Department of Justice sues CATCH Neighborhood Housing over air conditioner complaint
The Department of Justice is suing a county housing nonprofit on behalf of one of its Concord tenants, claiming the organization violated fair housing regulations by denying the woman additional air conditioning and then citing her for installing her own.
The suit, filed Friday, alleges that CATCH Neighborhood Housing “refused to make a reasonable accommodation” for Cathy Wyrenbeck, a physically disabled tenant in its Mennino Place apartment complex who had requested a second cooling unit to alleviate symptoms related to her illness. It states that Wyrenbeck suffers from chronic urticarial, or hives, which impairs her ability to stand or sit for long periods of time and is exacerbated by heat.
The suit does not indicate how much Wyrenbeck is seeking in monetary damages.
Wyrenbeck would not comment yesterday on the suit, and a spokeswoman with the DOJ did not immediately return a request for comment.
CATCH President Rosemary Heard disputed the allegations, contending that her organization had in fact tried to accommodate Wyrenbeck by helping her secure cash for a second unit.
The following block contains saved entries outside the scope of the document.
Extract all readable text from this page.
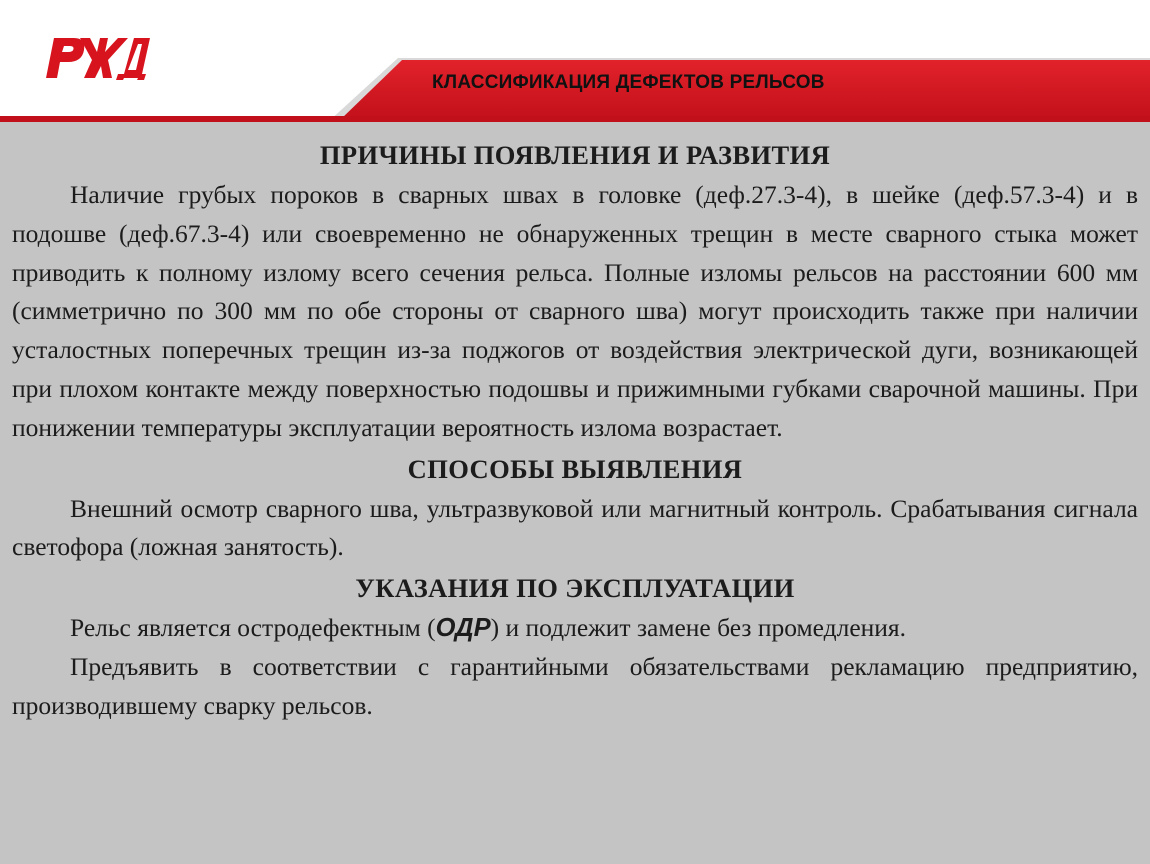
КЛАССИФИКАЦИЯ ДЕФЕКТОВ РЕЛЬСОВ
ПРИЧИНЫ ПОЯВЛЕНИЯ И РАЗВИТИЯ

Наличие грубых пороков в сварных швах в головке (деф.27.3-4), в шейке (деф.57.3-4) и в подошве (деф.67.3-4) или своевременно не обнаруженных трещин в месте сварного стыка может приводить к полному излому всего сечения рельса. Полные изломы рельсов на расстоянии 600 мм (симметрично по 300 мм по обе стороны от сварного шва) могут происходить также при наличии усталостных поперечных трещин из-за поджогов от воздействия электрической дуги, возникающей при плохом контакте между поверхностью подошвы и прижимными губками сварочной машины. При понижении температуры эксплуатации вероятность излома возрастает.

СПОСОБЫ ВЫЯВЛЕНИЯ

Внешний осмотр сварного шва, ультразвуковой или магнитный контроль. Срабатывания сигнала светофора (ложная занятость).

УКАЗАНИЯ ПО ЭКСПЛУАТАЦИИ

Рельс является остродефектным (ОДР) и подлежит замене без промедления.

Предъявить в соответствии с гарантийными обязательствами рекламацию предприятию, производившему сварку рельсов.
According to the suit, Wyrenbeck moved into the apartment complex in late 2011. In June 2012 she informed MB Management, an agent of CATCH that oversees the 45-unit complex, that the portable floor-based cooling unit in her apartment was insufficient given her condition, and she asked to rent a second floor unit. The company eventually told her they had no such units, and suggested she purchase one on her own.
In July, Wyrenbeck asked if she could install a window unit that she already owned, the suit states. An employee at MB Management responded that such units are not permitted at the complex, and that if she wanted to install one she had to file a “reasonable accommodation” request. Within a week of receiving that information, and before filing the request, Wyrenbeck installed the window unit in her living room.
By mid-July Wyrenbeck had obtained and completed the required request forms. A few weeks later, according to the suit, she contacted a manager to discuss the status of her request. He told her she needed to remove the window unit because it violated her lease. A week later, with the unit still in the window, he notified her of the violation in writing.
Wyrenbeck then filed a complaint with the Department of Housing and Urban Development, which provides CATCH with funds to operate Mennino Place. In September, Wyrenbeck removed the window unit.
Heard described the situation as “unfortunate,” and indicated that her organization is “committed to serving the needs of all tenants living in our housing.” She said window units are not allowed at Mennino Place for aesthetic reasons.
“When we built Mennino we provided a rolling unit so not to have 45 box units hanging out of windows,” she said. “It’s a beautiful building, and we wanted to preserve the facade.”
Heard noted that CATCH had offered to connect Wyrenbeck with another nonprofit that could help her finance a second rolling unit. She said Wyrenbeck was never served an eviction notice.
“We have an obligation to adhere to all of the fair housing laws,” Heard said, suggesting that treating “one resident differently than another” would be unfair. So far no other tenants have asked to install window units, she said.
In May, CATCH and MB Management provided Wyrenbeck with a second floor unit.
Wyrenbeck directed questions yesterday to an attorney she said was also representing her in a suit against CATCH. It’s not clear if that is separate from the DOJ suit. Heard said her organization has dealt with “a number of lawsuits from Cathy” over the years, including one that involved a dispute over heating.